IV. APAKAH SOLIDARITAS KEJAWAAN SEDUNIA DAPAT SALING MEMBANTU? 
Komunitas keturunan Jawa di Suriname merupakan jumlah terbesar di dunia setelah orang-orang etnis/suku Jawa di Indonesia. Penduduk Jawa Suriname sekitar 75.000 orang dari jumlah penduduk Suriname sekitar 500.000. Etnis Jawa di Indonesia (di Pulau Jawa dan pulau-pulau di luar Jawa setidaknya ada sekitar 75 juta orang), di Belanda sekitar 25an ribu orang, di New Caledonia 10 ribuan orang, di Guyana Perancis 300an orang. Di lain-lain negara diperkirakan jumlahnya ada 2000an orang. Sekarang apabila kita bersama dapat memobilisasi hanya 20 juta saja orang Jawa sedunia yang bersedia membangun endowment fund, kiranya sejumlah dana cukup besar dapat terkumpul dan terus terjaga. Tentunya profesionalisme dan transparansi dalam mengumpulkan dan mengelola dana mutlak diperlukan. Dana ini dapat digunakan bersama oleh etnis Jawa sedunia. Contoh kegiatan semacam ini (membentuk endowment fund) yang sudah berjalan, dapat dilaksanakan di dunia yaitu oleh etnis-etnis/ras China, India, Israel/Jahudi. 
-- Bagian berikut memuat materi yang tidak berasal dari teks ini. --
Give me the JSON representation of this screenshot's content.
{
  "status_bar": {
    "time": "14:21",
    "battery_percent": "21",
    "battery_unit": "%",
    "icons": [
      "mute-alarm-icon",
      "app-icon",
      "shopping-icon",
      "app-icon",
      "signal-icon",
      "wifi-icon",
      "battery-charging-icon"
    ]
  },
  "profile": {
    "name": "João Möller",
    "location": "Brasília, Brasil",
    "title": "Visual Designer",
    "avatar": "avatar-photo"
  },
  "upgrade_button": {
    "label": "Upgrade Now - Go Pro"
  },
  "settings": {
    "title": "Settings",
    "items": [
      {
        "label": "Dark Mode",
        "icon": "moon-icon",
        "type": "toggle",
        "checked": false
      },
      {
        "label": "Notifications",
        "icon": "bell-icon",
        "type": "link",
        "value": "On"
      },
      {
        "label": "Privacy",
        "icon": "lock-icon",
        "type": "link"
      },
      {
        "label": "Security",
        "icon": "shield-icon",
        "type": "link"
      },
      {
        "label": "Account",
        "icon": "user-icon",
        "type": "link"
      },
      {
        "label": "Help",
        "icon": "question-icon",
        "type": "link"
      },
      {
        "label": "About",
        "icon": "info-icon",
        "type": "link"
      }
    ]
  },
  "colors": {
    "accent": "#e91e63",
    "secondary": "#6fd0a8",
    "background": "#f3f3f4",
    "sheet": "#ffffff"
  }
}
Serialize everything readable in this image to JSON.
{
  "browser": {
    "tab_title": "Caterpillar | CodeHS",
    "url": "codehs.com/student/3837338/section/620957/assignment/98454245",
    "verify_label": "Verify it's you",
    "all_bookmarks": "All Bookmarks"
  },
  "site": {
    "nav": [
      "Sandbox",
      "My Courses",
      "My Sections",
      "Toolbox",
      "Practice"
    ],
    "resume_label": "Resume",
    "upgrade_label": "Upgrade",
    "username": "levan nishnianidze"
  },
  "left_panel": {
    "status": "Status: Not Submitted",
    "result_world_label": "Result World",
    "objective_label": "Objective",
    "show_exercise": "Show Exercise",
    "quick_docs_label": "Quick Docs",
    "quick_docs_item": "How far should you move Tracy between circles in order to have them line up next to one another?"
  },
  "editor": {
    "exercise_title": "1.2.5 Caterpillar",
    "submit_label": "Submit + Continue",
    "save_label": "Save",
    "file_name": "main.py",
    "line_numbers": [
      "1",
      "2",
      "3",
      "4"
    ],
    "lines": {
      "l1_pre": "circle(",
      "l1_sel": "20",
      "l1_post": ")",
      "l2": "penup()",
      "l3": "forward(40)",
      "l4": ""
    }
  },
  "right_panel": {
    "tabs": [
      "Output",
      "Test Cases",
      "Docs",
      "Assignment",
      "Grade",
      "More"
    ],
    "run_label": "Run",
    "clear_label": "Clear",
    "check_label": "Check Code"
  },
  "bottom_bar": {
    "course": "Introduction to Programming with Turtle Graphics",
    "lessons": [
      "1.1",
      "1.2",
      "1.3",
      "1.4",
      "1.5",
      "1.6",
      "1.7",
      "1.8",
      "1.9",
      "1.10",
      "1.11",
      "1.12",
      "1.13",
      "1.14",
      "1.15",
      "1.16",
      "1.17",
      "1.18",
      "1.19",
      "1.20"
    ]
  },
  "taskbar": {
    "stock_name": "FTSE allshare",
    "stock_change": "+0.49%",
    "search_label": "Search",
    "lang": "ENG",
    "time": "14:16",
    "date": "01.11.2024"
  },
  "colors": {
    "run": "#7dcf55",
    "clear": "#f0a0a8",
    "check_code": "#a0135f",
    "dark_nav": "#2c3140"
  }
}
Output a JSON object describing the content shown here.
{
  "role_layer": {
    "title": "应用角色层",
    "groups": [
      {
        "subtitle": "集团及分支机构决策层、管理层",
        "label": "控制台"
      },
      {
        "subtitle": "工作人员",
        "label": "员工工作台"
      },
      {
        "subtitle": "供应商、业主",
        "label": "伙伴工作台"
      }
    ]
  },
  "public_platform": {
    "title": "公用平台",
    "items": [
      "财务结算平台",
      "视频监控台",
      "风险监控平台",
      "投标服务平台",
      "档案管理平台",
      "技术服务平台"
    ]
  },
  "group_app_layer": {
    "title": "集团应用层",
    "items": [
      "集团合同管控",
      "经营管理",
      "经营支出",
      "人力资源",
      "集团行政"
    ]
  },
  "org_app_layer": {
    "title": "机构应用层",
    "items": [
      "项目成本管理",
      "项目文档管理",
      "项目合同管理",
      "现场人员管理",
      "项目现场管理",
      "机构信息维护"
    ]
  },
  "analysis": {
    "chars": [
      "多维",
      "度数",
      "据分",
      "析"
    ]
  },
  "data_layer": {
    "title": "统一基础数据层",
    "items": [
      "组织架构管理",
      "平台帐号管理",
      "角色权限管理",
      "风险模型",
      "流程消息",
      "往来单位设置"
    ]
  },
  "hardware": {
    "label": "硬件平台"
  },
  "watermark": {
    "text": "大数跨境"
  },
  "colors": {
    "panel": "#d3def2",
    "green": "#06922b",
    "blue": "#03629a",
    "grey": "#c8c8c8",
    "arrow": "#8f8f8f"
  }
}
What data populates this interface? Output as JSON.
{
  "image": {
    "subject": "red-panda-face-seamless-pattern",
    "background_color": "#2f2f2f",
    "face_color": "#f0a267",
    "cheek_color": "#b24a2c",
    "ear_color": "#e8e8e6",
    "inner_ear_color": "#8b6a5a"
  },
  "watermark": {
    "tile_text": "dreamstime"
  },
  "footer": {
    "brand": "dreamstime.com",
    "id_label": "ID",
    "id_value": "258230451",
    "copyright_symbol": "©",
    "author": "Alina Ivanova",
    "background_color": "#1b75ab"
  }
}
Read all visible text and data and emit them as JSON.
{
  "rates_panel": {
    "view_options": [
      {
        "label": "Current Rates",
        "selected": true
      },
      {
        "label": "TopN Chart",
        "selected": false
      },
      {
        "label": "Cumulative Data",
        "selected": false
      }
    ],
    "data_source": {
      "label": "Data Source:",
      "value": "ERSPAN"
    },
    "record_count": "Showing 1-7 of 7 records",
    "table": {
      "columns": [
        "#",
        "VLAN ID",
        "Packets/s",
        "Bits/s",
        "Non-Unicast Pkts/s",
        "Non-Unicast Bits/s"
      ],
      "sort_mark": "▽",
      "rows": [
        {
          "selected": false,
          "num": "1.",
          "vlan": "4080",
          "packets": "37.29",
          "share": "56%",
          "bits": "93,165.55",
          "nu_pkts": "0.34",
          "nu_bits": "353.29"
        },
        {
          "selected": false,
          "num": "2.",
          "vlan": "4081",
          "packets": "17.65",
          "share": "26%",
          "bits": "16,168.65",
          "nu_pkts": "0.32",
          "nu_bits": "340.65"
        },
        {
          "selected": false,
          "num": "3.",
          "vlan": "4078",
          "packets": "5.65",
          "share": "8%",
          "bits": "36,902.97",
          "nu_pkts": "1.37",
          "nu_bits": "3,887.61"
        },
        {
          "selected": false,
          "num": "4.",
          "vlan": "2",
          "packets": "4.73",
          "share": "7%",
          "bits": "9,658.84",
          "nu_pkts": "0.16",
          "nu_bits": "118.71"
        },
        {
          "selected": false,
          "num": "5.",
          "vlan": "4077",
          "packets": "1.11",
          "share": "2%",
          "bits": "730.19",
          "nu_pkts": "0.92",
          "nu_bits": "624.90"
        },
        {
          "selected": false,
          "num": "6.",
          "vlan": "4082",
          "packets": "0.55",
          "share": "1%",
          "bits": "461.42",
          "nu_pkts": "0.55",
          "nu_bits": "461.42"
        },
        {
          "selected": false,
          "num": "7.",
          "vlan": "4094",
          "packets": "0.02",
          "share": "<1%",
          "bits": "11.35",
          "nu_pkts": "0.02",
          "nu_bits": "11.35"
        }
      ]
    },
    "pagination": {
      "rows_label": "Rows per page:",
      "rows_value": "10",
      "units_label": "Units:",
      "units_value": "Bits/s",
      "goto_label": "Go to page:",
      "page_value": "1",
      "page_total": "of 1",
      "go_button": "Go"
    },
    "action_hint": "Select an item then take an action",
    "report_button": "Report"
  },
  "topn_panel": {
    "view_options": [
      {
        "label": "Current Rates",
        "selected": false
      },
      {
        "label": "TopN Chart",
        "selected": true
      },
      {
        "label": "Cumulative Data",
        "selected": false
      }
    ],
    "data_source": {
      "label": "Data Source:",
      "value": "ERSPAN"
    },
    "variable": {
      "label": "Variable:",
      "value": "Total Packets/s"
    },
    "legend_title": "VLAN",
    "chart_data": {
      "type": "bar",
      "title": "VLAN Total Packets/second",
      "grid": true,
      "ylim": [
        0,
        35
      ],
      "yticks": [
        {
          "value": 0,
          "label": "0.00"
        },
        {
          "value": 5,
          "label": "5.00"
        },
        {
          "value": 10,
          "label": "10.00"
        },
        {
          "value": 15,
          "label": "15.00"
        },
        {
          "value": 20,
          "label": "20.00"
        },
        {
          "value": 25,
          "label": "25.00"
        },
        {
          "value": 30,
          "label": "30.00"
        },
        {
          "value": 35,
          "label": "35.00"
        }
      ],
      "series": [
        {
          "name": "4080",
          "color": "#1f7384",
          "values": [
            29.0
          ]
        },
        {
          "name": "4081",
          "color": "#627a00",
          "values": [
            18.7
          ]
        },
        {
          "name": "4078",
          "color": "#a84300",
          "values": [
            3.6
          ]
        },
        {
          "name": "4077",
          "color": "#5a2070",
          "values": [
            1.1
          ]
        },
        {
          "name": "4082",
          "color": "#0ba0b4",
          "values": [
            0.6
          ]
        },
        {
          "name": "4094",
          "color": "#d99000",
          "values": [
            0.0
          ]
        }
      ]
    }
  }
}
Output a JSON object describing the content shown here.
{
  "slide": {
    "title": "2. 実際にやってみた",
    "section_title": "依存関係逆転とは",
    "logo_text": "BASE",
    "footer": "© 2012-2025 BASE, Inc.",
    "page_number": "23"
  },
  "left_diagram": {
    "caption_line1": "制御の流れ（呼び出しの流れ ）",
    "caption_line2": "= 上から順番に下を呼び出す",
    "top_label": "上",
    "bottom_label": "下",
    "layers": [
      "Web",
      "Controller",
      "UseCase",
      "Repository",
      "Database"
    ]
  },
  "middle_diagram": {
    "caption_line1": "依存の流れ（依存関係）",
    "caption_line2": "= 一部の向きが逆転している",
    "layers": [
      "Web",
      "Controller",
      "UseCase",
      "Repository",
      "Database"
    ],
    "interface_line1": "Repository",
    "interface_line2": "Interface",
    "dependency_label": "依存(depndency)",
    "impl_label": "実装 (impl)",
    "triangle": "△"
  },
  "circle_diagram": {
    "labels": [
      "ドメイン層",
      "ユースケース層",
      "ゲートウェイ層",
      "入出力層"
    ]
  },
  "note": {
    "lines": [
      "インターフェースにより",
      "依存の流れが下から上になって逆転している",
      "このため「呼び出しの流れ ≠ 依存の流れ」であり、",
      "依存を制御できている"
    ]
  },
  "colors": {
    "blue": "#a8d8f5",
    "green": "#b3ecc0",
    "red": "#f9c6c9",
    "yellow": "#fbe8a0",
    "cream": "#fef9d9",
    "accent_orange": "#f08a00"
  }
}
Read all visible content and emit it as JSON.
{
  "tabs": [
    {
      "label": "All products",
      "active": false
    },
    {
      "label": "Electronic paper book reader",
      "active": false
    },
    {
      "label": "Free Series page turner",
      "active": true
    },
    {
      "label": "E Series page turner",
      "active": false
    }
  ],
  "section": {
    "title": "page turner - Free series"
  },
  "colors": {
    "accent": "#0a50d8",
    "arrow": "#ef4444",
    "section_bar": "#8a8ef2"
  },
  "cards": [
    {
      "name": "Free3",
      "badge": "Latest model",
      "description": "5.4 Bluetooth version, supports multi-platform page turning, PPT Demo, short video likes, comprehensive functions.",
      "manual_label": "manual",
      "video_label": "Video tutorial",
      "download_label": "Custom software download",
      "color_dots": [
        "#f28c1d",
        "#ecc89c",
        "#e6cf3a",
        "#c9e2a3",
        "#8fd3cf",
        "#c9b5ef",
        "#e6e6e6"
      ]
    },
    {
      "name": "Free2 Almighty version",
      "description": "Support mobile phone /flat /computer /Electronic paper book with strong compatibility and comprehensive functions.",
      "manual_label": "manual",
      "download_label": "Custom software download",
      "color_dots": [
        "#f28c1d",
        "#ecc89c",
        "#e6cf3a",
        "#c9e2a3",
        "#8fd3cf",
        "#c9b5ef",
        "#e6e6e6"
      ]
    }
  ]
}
Cara konkretnya buat kita bagaimana? Apabila orang-orang Jawa membiasakan berpikiran dan melaksanakan: “Apa yang dapat saya berikan untuk kemajuan seni-budaya Jawa?” Bukan sebaliknya: “Apa yang dapat saya peroleh karena mengorganisir potensi Jawa, seni-budaya Jawa sedunia!”, kiranya kemajuan yang nyata dan dana melimpah dapat lebih mudah terwujud. 

Sebagaimana solidaritas etnis, atau suku-suku apa saja di Indonesia maupun yang tersebar di berbagai penjuru dunia, etnis-suku Jawa sebenarnya dapat menghimpun potensinya pada wadah kebersamaan–persatuan dalam keberagaman di bawah Bhinneka Tunggal Ika, khusus di dalam negeri dalam semangat NKRI berdasar Pancasila. Sedangkan terhadap etnis, suku/keturunan yang berada di luar negeri, dalam tulisan ini maksudnya etnis-suku Jawa di Suriname dan bagian dunia lain dapat saling membantu, kerjasama dilandasi panggilan jiwa, kebanggaan dan sifat atau ciri-ciri umum orang Jawa: yang senang pada hidup dengan keharmonisan-keseimbangan, saling menghormati sesama manusia, menghormati pluralisme-perbedaan, berbudi pekerti luhur serta idealisme besar: memayu hayuning bawana-memperindah dunia yang sudah indah ini. 

V. KESIMPULAN/SARAN 
Sebagaimana terjadi di Indonesia, kegiatan seni-budaya macapatan tidak/belum mengalami kemajuan yang berarti, keadaan di Suriname bahkan lebih memprihatinkan. 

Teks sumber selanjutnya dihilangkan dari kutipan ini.